L’image déchirante de six girafes mortes de soif et de faim au Kenya, a retenu l’attention internationale en décembre. La région nord du Kenya connaît une grave sécheresse depuis la fin de l’année 2020, qui affecte l’agriculture, la production alimentaire et l’accès à l’eau. Selon The Guardian, les agriculteurs ont perdu jusqu’à 70 % de leur bétail et ont du mal à joindre les deux bouts.

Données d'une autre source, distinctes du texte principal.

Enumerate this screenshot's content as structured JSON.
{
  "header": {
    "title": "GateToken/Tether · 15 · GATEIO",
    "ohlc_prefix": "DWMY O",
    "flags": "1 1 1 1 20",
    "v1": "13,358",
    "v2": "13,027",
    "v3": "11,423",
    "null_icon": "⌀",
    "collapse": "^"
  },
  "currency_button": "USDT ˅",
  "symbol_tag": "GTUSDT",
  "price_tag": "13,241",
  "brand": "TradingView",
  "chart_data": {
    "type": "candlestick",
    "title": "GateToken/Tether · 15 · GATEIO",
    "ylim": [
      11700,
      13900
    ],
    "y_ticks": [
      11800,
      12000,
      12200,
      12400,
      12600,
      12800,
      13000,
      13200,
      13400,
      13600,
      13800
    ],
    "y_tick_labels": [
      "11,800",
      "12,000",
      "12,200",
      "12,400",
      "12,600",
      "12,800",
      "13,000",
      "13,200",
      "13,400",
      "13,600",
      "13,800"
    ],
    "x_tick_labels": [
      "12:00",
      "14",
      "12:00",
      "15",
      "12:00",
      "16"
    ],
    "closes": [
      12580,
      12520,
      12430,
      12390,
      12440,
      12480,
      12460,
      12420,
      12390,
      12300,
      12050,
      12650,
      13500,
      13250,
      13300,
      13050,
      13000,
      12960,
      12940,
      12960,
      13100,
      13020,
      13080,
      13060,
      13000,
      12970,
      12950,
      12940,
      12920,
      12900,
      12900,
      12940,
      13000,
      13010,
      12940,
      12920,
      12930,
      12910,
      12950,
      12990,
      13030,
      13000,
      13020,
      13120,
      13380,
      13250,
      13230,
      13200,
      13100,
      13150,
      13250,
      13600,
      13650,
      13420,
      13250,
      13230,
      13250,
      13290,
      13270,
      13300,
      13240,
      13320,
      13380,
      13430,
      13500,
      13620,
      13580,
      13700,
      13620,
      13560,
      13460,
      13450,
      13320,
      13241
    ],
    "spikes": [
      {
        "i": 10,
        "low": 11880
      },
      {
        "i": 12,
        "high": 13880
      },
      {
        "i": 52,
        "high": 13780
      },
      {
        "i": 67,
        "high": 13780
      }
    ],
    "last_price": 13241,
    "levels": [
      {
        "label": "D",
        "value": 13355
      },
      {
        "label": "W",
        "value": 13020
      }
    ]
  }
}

La sécheresse a fait l’objet d’un reportage dans les médias internationaux, mais elle est toujours massivement sous-financée et insuffisamment soutenue, car les organismes d’aide se concentrent sur les pays voisins en crise, l’Éthiopie et la Somalie. En conséquence de cette situation, plus de 2 millions de personnes souffrent de la faim.

Le lac Tchad

Le lac Tchad s’est asséché, entraînant non seulement des difficultés d’accès à l’eau pour les communautés de sept pays africains, mais entraînant également des violences et des conflits autour de cette ressource naturelle.

Au cours des cinq dernières décennies, plus de 90 % du bassin du lac Tchad s’est asséché et, en tant que source d’eau vitale pour plusieurs communautés africaines - qui dépendent de l’eau pour la pêche, l’agriculture et l’utilisation publique - les tensions sont fortes entre ceux qui ont besoin d’un accès et qui ne veulent pas faire de concessions.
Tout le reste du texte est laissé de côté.